Conspicuous In Its Absence
This is a charming and thought-provoking animation short from down under. This 16-minute animation short examines an important aspect of the human condition: inspiration, or perhaps we should say, the lack of it. Lost within a world of the mundane, where's society's controls anesthetize the soul, and where everything appears to be labeled, categorized, and ultimately explained, there is no room for an anomaly (anomalous ideas), like The Lost Thing. Intellectual amnesia is so much a part of our modern human society that is it surprising that The Lost Thing is noticed by anyone at all. And yet, it is.
The Lost Thing is that mysterious something which we barely catch 'out of the corner of our eye' . . . that curious moment where a glimmer of light breaks through sameness, a moment when consciousness surfaces for the individual seeker, and which ultimately, can only belong to him, or her.
The lost thing is something only conspicuous in its absence, but it's absence is seldom missed. In searching for the answers as to where this lost thing comes from, where it belongs, and ultimately, what to do with it, the protagonist unconsciously seeks answers to his own existence. Will he break through, or ultimately fall back into the warm ocean of conformity, the hallmark of the post-industrial age? Watch and find out.
It is interesting to note the ultimate home of all Lost Things is marked not by rules and signs, sameness and controls, but by symbols which need interpreting; a world where acts of spontaneous creativity and light thrive, behind the closed doors of our workaday lives. This is a land we only find when we run with those hunches, when we follow those flashes of inspiration . . . when we turn the key that opens — albeit briefly — the portal to the world beyond individual self, where The Lost Thing resides. It is a place to which we seldom venture, and almost never stay . . . a world limited only by the imagination, where the exploration of the creative impulse defines existence. This is consciousness, and it is boundless.

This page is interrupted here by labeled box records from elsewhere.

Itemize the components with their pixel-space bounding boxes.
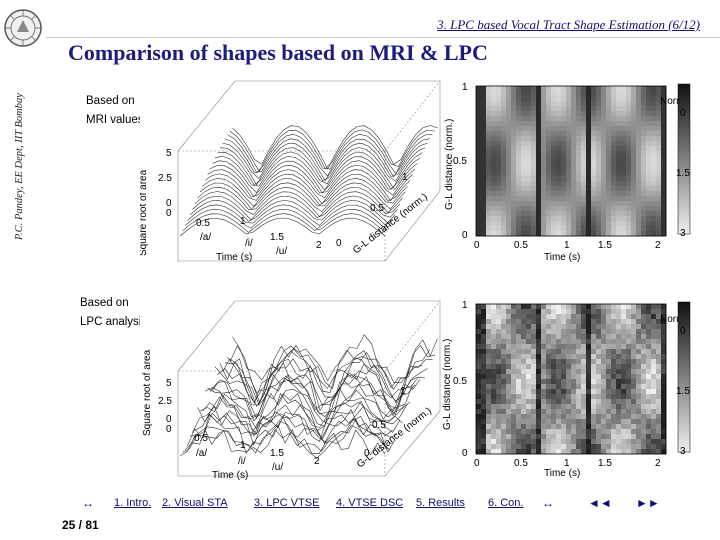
- lpc-img-y-tick-2: 0: [462, 448, 468, 459]
- section-title-link[interactable]: 3. LPC based Vocal Tract Shape Estimatio…: [437, 17, 700, 32]
- bottom-label-line-1: Based on: [80, 297, 129, 309]
- mri-z-tick-0: 5: [166, 148, 172, 159]
- lpc-x-tick-1: 0.5: [194, 433, 208, 444]
- mri-x-label: Time (s): [216, 252, 252, 263]
- lpc-img-x-tick-2: 1: [564, 458, 570, 469]
- lpc-z-tick-2: 0: [166, 414, 172, 425]
- lpc-image-plot: [476, 304, 667, 455]
- mri-img-x-tick-0: 0: [474, 240, 480, 251]
- lpc-figure: Square root of area 5 2.5 0 0 0.5 1 1.5 …: [140, 296, 700, 497]
- mri-vowel-i: /i/: [245, 238, 253, 249]
- slide-title: Comparison of shapes based on MRI & LPC: [68, 40, 488, 65]
- lpc-vowel-i: /i/: [238, 456, 246, 467]
- page-number: 25 / 81: [62, 518, 99, 532]
- top-label-line-1: Based on: [86, 95, 135, 107]
- lpc-img-y-label: G-L distance (norm.): [442, 339, 453, 430]
- institute-logo-icon: [4, 9, 42, 47]
- lpc-x-tick-2: 1: [240, 440, 246, 451]
- lpc-img-x-tick-0: 0: [474, 458, 480, 469]
- lpc-colorbar: [677, 301, 691, 453]
- back-arrow-icon[interactable]: ↔: [82, 496, 94, 510]
- mri-image-plot: [476, 86, 667, 237]
- lpc-img-x-label: Time (s): [544, 468, 580, 479]
- lpc-x-tick-0: 0: [166, 424, 172, 435]
- nav-intro[interactable]: 1. Intro.: [114, 497, 152, 509]
- mri-vowel-a: /a/: [200, 232, 211, 243]
- previous-slide-icon[interactable]: ◄◄: [588, 496, 612, 510]
- nav-vtse-dsc[interactable]: 4. VTSE DSC: [336, 497, 404, 509]
- lpc-vowel-a: /a/: [196, 448, 207, 459]
- author-line: P.C. Pandey, EE Dept, IIT Bombay: [14, 93, 25, 240]
- lpc-colorbar-tick-1: 1.5: [676, 386, 690, 397]
- nav-results[interactable]: 5. Results: [416, 497, 465, 509]
- mri-colorbar-tick-0: 0: [680, 108, 686, 119]
- mri-colorbar: [677, 83, 691, 235]
- lpc-y-tick-2: 1: [400, 386, 406, 397]
- mri-colorbar-tick-2: 3: [680, 228, 686, 239]
- bottom-panel-label: Based on LPC analysis: [80, 294, 147, 332]
- nav-lpc-vtse[interactable]: 3. LPC VTSE: [254, 497, 320, 509]
- mri-img-y-tick-2: 0: [462, 230, 468, 241]
- top-label-line-2: MRI values: [86, 114, 144, 126]
- lpc-colorbar-title: Norm.: [660, 314, 687, 325]
- mri-z-tick-2: 0: [166, 198, 172, 209]
- bottom-label-line-2: LPC analysis: [80, 316, 147, 328]
- mri-z-tick-1: 2.5: [158, 173, 172, 184]
- mri-3d-frame: [177, 80, 441, 262]
- mri-x-tick-4: 2: [316, 240, 322, 251]
- lpc-figure-svg: Square root of area 5 2.5 0 0 0.5 1 1.5 …: [140, 296, 700, 492]
- lpc-img-x-tick-3: 1.5: [598, 458, 612, 469]
- lpc-img-x-tick-1: 0.5: [514, 458, 528, 469]
- mri-colorbar-tick-1: 1.5: [676, 168, 690, 179]
- mri-z-label: Square root of area: [140, 169, 149, 256]
- mri-figure: Square root of area 5 2.5 0 0 0.5 1 1.5 …: [138, 76, 700, 281]
- mri-img-x-tick-4: 2: [655, 240, 661, 251]
- lpc-3d-frame: [177, 300, 441, 477]
- mri-img-y-label: G-L distance (norm.): [444, 119, 455, 210]
- nav-visual-sta[interactable]: 2. Visual STA: [162, 497, 228, 509]
- lpc-z-label: Square root of area: [142, 349, 153, 436]
- mri-colorbar-title: Norm.: [660, 96, 687, 107]
- lpc-img-y-tick-1: 0.5: [453, 376, 467, 387]
- mri-x-tick-1: 0.5: [196, 218, 210, 229]
- lpc-colorbar-tick-0: 0: [680, 326, 686, 337]
- mri-surface: [179, 125, 438, 237]
- mri-img-y-tick-0: 1: [462, 82, 468, 93]
- lpc-img-x-tick-4: 2: [655, 458, 661, 469]
- next-slide-icon[interactable]: ►►: [636, 496, 660, 510]
- sidebar: P.C. Pandey, EE Dept, IIT Bombay: [0, 0, 46, 540]
- mri-vowel-u: /u/: [276, 246, 287, 257]
- lpc-vowel-u: /u/: [272, 462, 283, 473]
- lpc-colorbar-tick-2: 3: [680, 446, 686, 457]
- lpc-x-tick-3: 1.5: [270, 448, 284, 459]
- mri-y-tick-2: 1: [402, 172, 408, 183]
- lpc-surface: [179, 334, 438, 459]
- mri-y-tick-0: 0: [336, 238, 342, 249]
- lpc-y-tick-0: 0: [364, 448, 370, 459]
- mri-figure-svg: Square root of area 5 2.5 0 0 0.5 1 1.5 …: [138, 76, 700, 276]
- mri-x-tick-3: 1.5: [270, 232, 284, 243]
- lpc-x-label: Time (s): [212, 470, 248, 481]
- lpc-y-tick-1: 0.5: [372, 420, 386, 431]
- slide-navigation: ↔ 1. Intro. 2. Visual STA 3. LPC VTSE 4.…: [70, 496, 710, 517]
- lpc-z-tick-1: 2.5: [158, 396, 172, 407]
- mri-img-x-tick-1: 0.5: [514, 240, 528, 251]
- mri-img-y-tick-1: 0.5: [453, 156, 467, 167]
- forward-arrow-icon[interactable]: ↔: [542, 496, 554, 510]
- lpc-img-y-tick-0: 1: [462, 300, 468, 311]
- mri-x-tick-0: 0: [166, 208, 172, 219]
- top-panel-label: Based on MRI values: [86, 92, 146, 130]
- header-divider: [46, 37, 720, 38]
- mri-img-x-label: Time (s): [544, 252, 580, 263]
- mri-y-tick-1: 0.5: [370, 203, 384, 214]
- lpc-z-tick-0: 5: [166, 378, 172, 389]
- mri-x-tick-2: 1: [240, 216, 246, 227]
- mri-img-x-tick-2: 1: [564, 240, 570, 251]
- lpc-x-tick-4: 2: [314, 456, 320, 467]
- nav-conclusion[interactable]: 6. Con.: [488, 497, 524, 509]
- mri-img-x-tick-3: 1.5: [598, 240, 612, 251]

Shorts like The Lost Thing might actually prove an antidote to commercial television.
Beautiful execution of nice ideas
I downloaded this short (the first video from iTunes) after hearing the cleverest plug at the Oscars, and it proved an excellent post-awards treat. This short looks absolutely beautiful. It reminded me of Pynchon, Kafka, Leunig, Jeffrey Smart, Alice in Wonderland and the Unknown Industrial Prisoner. I'd love to see more animations like this one. Well done Australia!